Do people really want to step up and SAVE the lake? Doubtful. It would mean a lot of BIG sacrifices, such as stopping motorized boats, getting rid of invasive grass (ie your yard, and golf courses) and the fertilizers used to maintain them. It would mean not salting or spreading dirt during the winter time. It would mean a very expensive filtration system for automobile discharges like leaking oil and antifreeze. It would mean a true reintroduction of fish into the lake system (did you know that Tahoe had a 100 pound per day commercial fishing limit during the turn of the century?)

Most people will put their stupid keep Tahoe blue sticker on their cars and call it good. I've been here in Tahoe for 20 short years, and it's very easy to see the changes occurring before my eyes. The lake is turning green from algae and various other invasive, like us, humans, the ultimate invasive species.

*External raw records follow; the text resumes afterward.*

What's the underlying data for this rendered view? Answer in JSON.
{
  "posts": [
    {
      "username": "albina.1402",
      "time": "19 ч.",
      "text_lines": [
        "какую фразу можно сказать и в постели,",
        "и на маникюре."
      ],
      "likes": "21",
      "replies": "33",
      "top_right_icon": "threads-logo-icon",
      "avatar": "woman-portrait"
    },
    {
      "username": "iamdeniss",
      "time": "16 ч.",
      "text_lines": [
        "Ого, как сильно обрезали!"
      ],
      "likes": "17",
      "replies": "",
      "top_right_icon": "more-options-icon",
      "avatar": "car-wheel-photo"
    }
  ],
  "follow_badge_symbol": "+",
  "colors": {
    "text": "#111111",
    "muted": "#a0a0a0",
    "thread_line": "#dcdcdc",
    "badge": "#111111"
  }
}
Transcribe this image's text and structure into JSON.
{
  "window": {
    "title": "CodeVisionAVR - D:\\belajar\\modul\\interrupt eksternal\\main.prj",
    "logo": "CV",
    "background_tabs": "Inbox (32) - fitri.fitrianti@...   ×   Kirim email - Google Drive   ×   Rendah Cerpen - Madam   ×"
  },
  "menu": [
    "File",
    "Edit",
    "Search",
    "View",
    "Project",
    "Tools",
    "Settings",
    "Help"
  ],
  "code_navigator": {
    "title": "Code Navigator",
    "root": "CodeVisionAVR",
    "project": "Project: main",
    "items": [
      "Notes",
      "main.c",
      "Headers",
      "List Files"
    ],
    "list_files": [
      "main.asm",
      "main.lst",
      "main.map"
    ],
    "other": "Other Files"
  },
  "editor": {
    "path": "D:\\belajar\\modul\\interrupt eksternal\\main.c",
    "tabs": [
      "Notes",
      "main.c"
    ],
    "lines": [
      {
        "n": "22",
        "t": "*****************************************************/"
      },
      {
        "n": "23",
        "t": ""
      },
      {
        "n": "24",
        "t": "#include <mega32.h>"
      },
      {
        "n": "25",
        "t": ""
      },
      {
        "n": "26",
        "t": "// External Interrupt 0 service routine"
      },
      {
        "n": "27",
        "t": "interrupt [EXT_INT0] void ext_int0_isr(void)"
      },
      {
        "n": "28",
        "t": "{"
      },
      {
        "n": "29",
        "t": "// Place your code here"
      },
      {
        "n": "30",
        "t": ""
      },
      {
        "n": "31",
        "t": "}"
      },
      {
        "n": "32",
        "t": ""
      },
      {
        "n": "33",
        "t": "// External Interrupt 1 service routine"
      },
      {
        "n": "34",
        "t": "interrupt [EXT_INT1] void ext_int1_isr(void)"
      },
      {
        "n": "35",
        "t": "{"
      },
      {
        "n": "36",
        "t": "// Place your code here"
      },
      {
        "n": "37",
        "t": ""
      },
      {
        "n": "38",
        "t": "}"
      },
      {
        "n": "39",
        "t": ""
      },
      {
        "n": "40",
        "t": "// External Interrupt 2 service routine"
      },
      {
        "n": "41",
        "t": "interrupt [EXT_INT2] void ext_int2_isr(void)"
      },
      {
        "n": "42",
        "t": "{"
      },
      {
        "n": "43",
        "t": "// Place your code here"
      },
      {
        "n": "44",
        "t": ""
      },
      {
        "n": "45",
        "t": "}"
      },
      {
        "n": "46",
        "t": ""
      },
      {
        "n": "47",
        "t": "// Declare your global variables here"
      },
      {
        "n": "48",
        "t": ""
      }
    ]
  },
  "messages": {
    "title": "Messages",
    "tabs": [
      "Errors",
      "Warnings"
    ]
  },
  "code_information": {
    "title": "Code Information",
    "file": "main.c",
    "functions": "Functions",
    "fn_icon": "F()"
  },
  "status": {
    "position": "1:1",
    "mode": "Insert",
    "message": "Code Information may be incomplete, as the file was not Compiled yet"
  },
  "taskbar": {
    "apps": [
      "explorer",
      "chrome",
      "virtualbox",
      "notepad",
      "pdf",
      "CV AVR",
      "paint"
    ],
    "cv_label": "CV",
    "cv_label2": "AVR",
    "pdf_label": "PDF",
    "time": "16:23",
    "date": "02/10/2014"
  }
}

Either do something 100% or leave it be. Poison? Ridiculous. If we do that let's mix in some blue dye and then we'll really be able to keep Tahoe blue.
posted by: Mike Richardson on Jan 25, 2012 at 3:28 PM
3. How can this be stopped?
Any use of poisons will have long term consequences that are unknown. Just like any other pesticide that has been used and then taken off the market. Weeds are growing in the keys because that area should have NEVER been developed in the first place!! Toxic chemicals cannot be allowed to be placed in Lake Tahoe. How can this be stopped.